Her study was dusty, but there was nothing but a giant old-fashioned monitor and keyboard on her desk.  She bent down, moving as if it hurt, and switched on the tower that lurked under the desk. “Knock yourself out.”

“How do you back up your stuff?”

“It’s all in there,” she said, waving her skinny, knotty fingers at a plastic box.

I lifted up the dusty hinged lid. “You’re kidding.” There were maybe two hundred diskettes inside.

The computer monitor finally lit up with an old-fashioned Windows logo. A few minutes later, the desktop finally showed up. I checked out her documents, a system of neatly-labeled file folders stuffed full of Word and PDF documents. Confidential memos, court documents, stuff you wouldn’t want in the wrong hands. “You don’t have a password on your computer?”

“I need a password? I have no idea what it would be.”

“No, that’s okay. I just thought lawyers might want to . . . never mind.” I poked around, feeling like a time traveler. She was running Windows 98. The only browser she had was an ancient version of internet Explorer. I launched it and it spawned a bunch of weird popups that blossomed all over the screen like some creepy invasive species.

“See? I suppose I’ll have to buy a new one.”

“This one’s fixable, if you don’t mind switching to a new operating system.”

She gave a little shrug. “Worth a try, I suppose.”

“Okay, then. First, we should do a fresh backup of any files you need.”

“I don’t need any of them.” The sharpness was back in her voice.

“Really? I mean, stuff from your court cases? Emails?”

She hesitated, then said firmly, “No. I’m retired.
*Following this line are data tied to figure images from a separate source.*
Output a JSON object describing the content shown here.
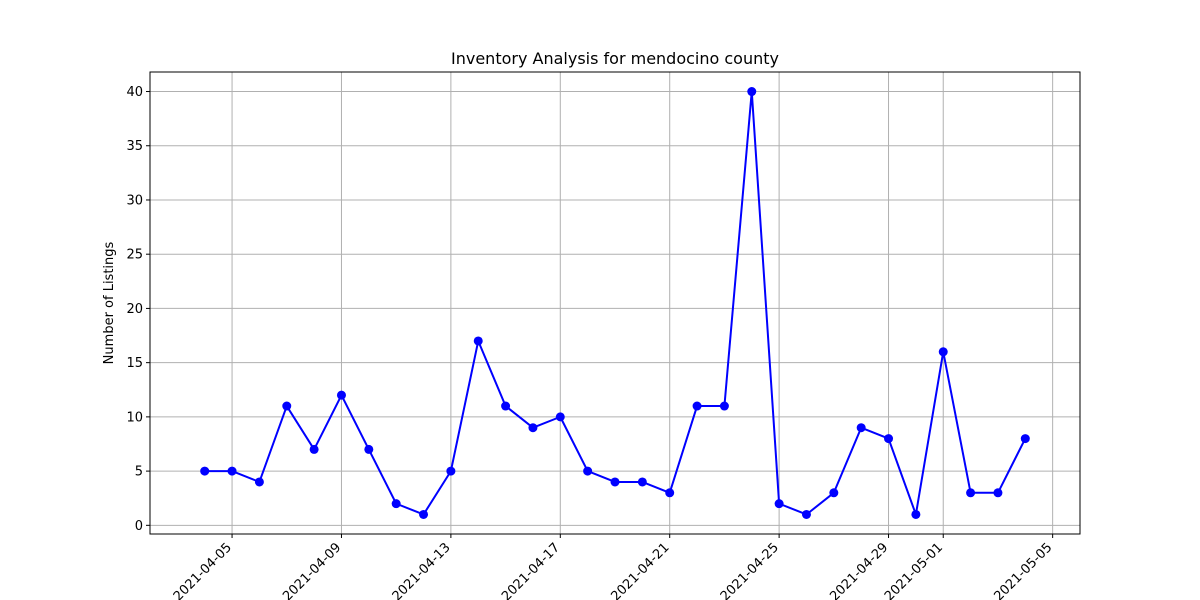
{
  "chart_data": {
    "type": "line",
    "title": "Inventory Analysis for mendocino county",
    "xlabel": "",
    "ylabel": "Number of Listings",
    "grid": true,
    "x_type": "date",
    "xlim": [
      "2021-04-02",
      "2021-05-06"
    ],
    "ylim": [
      -0.8,
      41.8
    ],
    "x_ticks": [
      "2021-04-05",
      "2021-04-09",
      "2021-04-13",
      "2021-04-17",
      "2021-04-21",
      "2021-04-25",
      "2021-04-29",
      "2021-05-01",
      "2021-05-05"
    ],
    "y_ticks": [
      0,
      5,
      10,
      15,
      20,
      25,
      30,
      35,
      40
    ],
    "line_color": "#0000ff",
    "marker": "circle",
    "series": [
      {
        "x": [
          "2021-04-04",
          "2021-04-05",
          "2021-04-06",
          "2021-04-07",
          "2021-04-08",
          "2021-04-09",
          "2021-04-10",
          "2021-04-11",
          "2021-04-12",
          "2021-04-13",
          "2021-04-14",
          "2021-04-15",
          "2021-04-16",
          "2021-04-17",
          "2021-04-18",
          "2021-04-19",
          "2021-04-20",
          "2021-04-21",
          "2021-04-22",
          "2021-04-23",
          "2021-04-24",
          "2021-04-25",
          "2021-04-26",
          "2021-04-27",
          "2021-04-28",
          "2021-04-29",
          "2021-04-30",
          "2021-05-01",
          "2021-05-02",
          "2021-05-03",
          "2021-05-04"
        ],
        "values": [
          5,
          5,
          4,
          11,
          7,
          12,
          7,
          2,
          1,
          5,
          17,
          11,
          9,
          10,
          5,
          4,
          4,
          3,
          11,
          11,
          40,
          2,
          1,
          3,
          9,
          8,
          1,
          16,
          3,
          3,
          8
        ]
      }
    ]
  }
}
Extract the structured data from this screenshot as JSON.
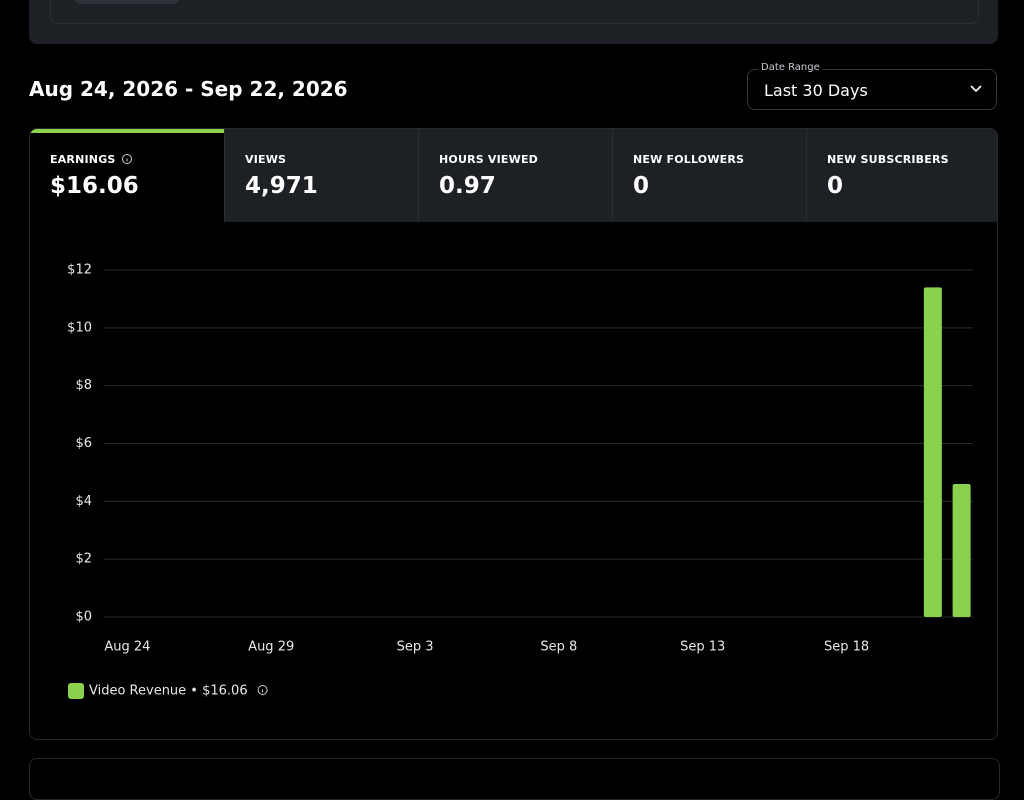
{
  "header": {
    "date_span": "Aug 24, 2026 - Sep 22, 2026",
    "date_range_label": "Date Range",
    "date_range_value": "Last 30 Days"
  },
  "tabs": [
    {
      "label": "EARNINGS",
      "value": "$16.06"
    },
    {
      "label": "VIEWS",
      "value": "4,971"
    },
    {
      "label": "HOURS VIEWED",
      "value": "0.97"
    },
    {
      "label": "NEW FOLLOWERS",
      "value": "0"
    },
    {
      "label": "NEW SUBSCRIBERS",
      "value": "0"
    }
  ],
  "chart_data": {
    "type": "bar",
    "categories": [
      "Aug 24",
      null,
      null,
      null,
      null,
      "Aug 29",
      null,
      null,
      null,
      null,
      "Sep 3",
      null,
      null,
      null,
      null,
      "Sep 8",
      null,
      null,
      null,
      null,
      "Sep 13",
      null,
      null,
      null,
      null,
      "Sep 18",
      null,
      null,
      null,
      null
    ],
    "series": [
      {
        "name": "Video Revenue • $16.06",
        "color": "#8bd14e",
        "values": [
          0,
          0,
          0,
          0,
          0,
          0,
          0,
          0,
          0,
          0,
          0,
          0,
          0,
          0,
          0,
          0,
          0,
          0,
          0,
          0,
          0,
          0,
          0,
          0,
          0,
          0,
          0,
          0,
          11.4,
          4.6
        ]
      }
    ],
    "ylim": [
      0,
      12
    ],
    "yticks": [
      {
        "value": 0,
        "label": "$0"
      },
      {
        "value": 2,
        "label": "$2"
      },
      {
        "value": 4,
        "label": "$4"
      },
      {
        "value": 6,
        "label": "$6"
      },
      {
        "value": 8,
        "label": "$8"
      },
      {
        "value": 10,
        "label": "$10"
      },
      {
        "value": 12,
        "label": "$12"
      }
    ],
    "grid": true
  }
}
You can erase everything.”

I was about to tell her it wasn’t so simple, that ferret found the most amazing stuff on computers just because people thought pressing “delete” actually deleted stuff, but I figured that would just make her mad. “All right,  if you’re sure. I’d like to do a complete rebuild. New operating system, new software. You’ll have your basic office suite, a browser, email. Anything else you need?”

“All I need is a browser so I can read the news.”

“Okay. I’ll get started. But you have to do something for me.”

“Here it comes,” she said, rolling her eyes again.

“Find my brother a good lawyer.”

I thought for a moment she would refuse. But instead, she said “First, I’m going to drink my tea before it gets cold. Then – no promises, but I’ll make some calls.”